I feel like I’ve been wanting to write a post about this for a while but it has taken me time to really form my thoughts on this subject. I recently watched an episode of Girls where Hannah has to deal with the decision about having a baby or not and she happens to meet a version of herself on a stoop. This version of Hannah is an actress and has two babies and she gives Hannah some unexpected advice “Kids are super easy. It’s being an adult that’s hard”. While I hate to be that person that comes to some sort of realization while watching a dumb show, this dumb quote really resonated with me. Being an adult is hard.
I’m not going to get super specific about how I came to be pregnant and whether it was planned or not but, I will say that Lukasz and I were two semi-adults when everything happened. And even the most prepared person will be caught off guard when that pregnancy test comes up positive. Up until that point, my free time was spent lounging around, wasting money on crap and alcohol and probably watching TV during my free time. Free time… remember that? It’s really funny how having to raise a baby really, sort of, throws you into just being an adult and making adult decisions… or “Adulting” as the kids are calling it these days. Now I have to think about how I spend money a little bit more and having a baby girl really affects every decision I make, right down to my eating habits. How can I expect my daughter to eat healthy when I’m eating burgers all the time? Lukasz and I have been thinking lately about how to advance in our careers and making a five year plan about what property to buy in the future, something with an extra bedroom in case we have another baby and a yard for our dog.

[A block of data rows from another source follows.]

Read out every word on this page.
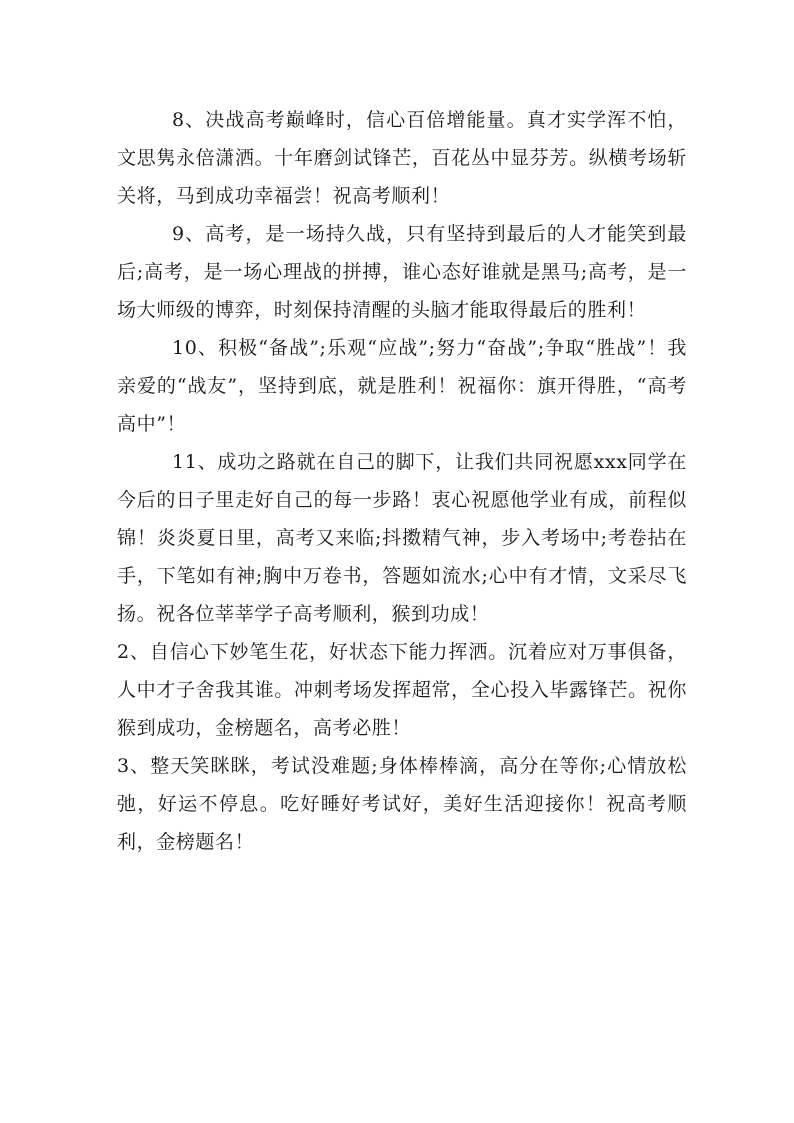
8、决战高考巅峰时，信心百倍增能量。真才实学浑不怕，文思隽永倍潇洒。十年磨剑试锋芒，百花丛中显芬芳。纵横考场斩关将，马到成功幸福尝！祝高考顺利！

9、高考，是一场持久战，只有坚持到最后的人才能笑到最后;高考，是一场心理战的拼搏，谁心态好谁就是黑马;高考，是一场大师级的博弈，时刻保持清醒的头脑才能取得最后的胜利！

10、积极“备战”;乐观“应战”;努力“奋战”;争取“胜战”！我亲爱的“战友”，坚持到底，就是胜利！祝福你：旗开得胜，“高考高中”！

11、成功之路就在自己的脚下，让我们共同祝愿xxx同学在今后的日子里走好自己的每一步路！衷心祝愿他学业有成，前程似锦！炎炎夏日里，高考又来临;抖擞精气神，步入考场中;考卷拈在手，下笔如有神;胸中万卷书，答题如流水;心中有才情，文采尽飞扬。祝各位莘莘学子高考顺利，猴到功成！

2、自信心下妙笔生花，好状态下能力挥洒。沉着应对万事俱备，人中才子舍我其谁。冲刺考场发挥超常，全心投入毕露锋芒。祝你猴到成功，金榜题名，高考必胜！

3、整天笑眯眯，考试没难题;身体棒棒滴，高分在等你;心情放松弛，好运不停息。吃好睡好考试好，美好生活迎接你！祝高考顺利，金榜题名！
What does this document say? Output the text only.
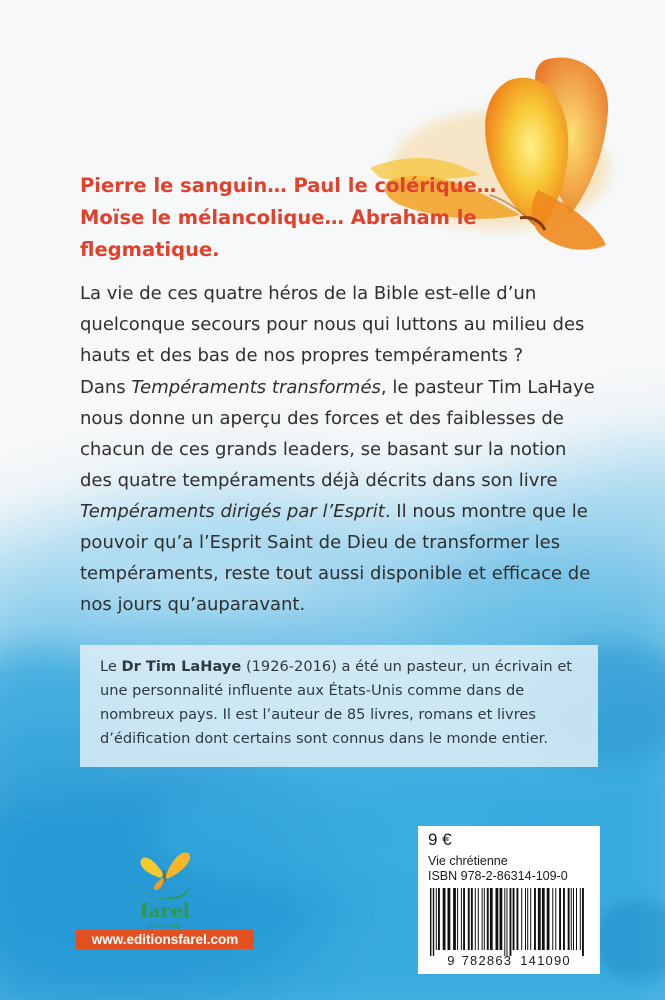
Pierre le sanguin… Paul le colérique…
Moïse le mélancolique… Abraham le
flegmatique.
La vie de ces quatre héros de la Bible est-elle d’un quelconque secours pour nous qui luttons au milieu des hauts et des bas de nos propres tempéraments ?
Dans Tempéraments transformés, le pasteur Tim LaHaye nous donne un aperçu des forces et des faiblesses de chacun de ces grands leaders, se basant sur la notion des quatre tempéraments déjà décrits dans son livre Tempéraments dirigés par l’Esprit. Il nous montre que le pouvoir qu’a l’Esprit Saint de Dieu de transformer les tempéraments, reste tout aussi disponible et efficace de nos jours qu’auparavant.
Le Dr Tim LaHaye (1926-2016) a été un pasteur, un écrivain et une personnalité influente aux États-Unis comme dans de nombreux pays. Il est l’auteur de 85 livres, romans et livres d’édification dont certains sont connus dans le monde entier.
farel
EDITIONS
www.editionsfarel.com
9 €
Vie chrétienne
ISBN 978-2-86314-109-0
9 782863 141090
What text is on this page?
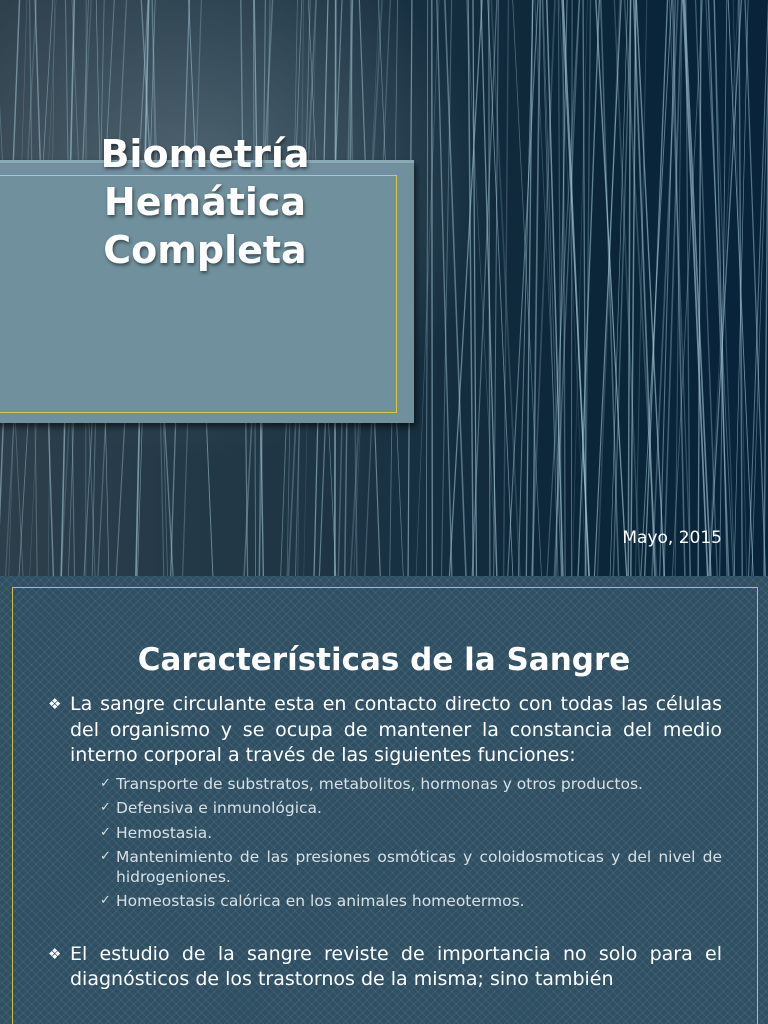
Biometría
Hemática
Completa
Mayo, 2015
Características de la Sangre
❖ La sangre circulante esta en contacto directo con todas las células del organismo y se ocupa de mantener la constancia del medio interno corporal a través de las siguientes funciones:
✓ Transporte de substratos, metabolitos, hormonas y otros productos.
✓ Defensiva e inmunológica.
✓ Hemostasia.
✓ Mantenimiento de las presiones osmóticas y coloidosmoticas y del nivel de hidrogeniones.
✓ Homeostasis calórica en los animales homeotermos.
❖ El estudio de la sangre reviste de importancia no solo para el diagnósticos de los trastornos de la misma; sino también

While it all seems pretty understandable, it’s just all so new to me. Also! Kids are not easy. But I’m going to really blame Petra on this one. I’ve met other 10 month old babies and Petra has a crazy amount of energy that it’s hard to keep up with her sometimes. But ok, all of that aside, I remember when Lukasz and I were thinking about getting a dog and we really wanted to wait for the right time because a dog was a “big responsibility” and we had to walk it twice a day and feed it. In hindsight, I laugh at us back then and how silly we were. Now if someone tells me “I can’t get a dog, I just don’t have the time for it.” I roll my eyes and shake my head and juts walk away before this rage boils up inside of me and manifests itself in word vomit. A dog is a piece of cake and babies are hard. BUT they’re worth it. My daughter is the greatest thing that’s ever happened to me in my life and even if I’m exhausted every single day, I go to sleep grateful and happy to be her mother. And I’d do it all again a million times over.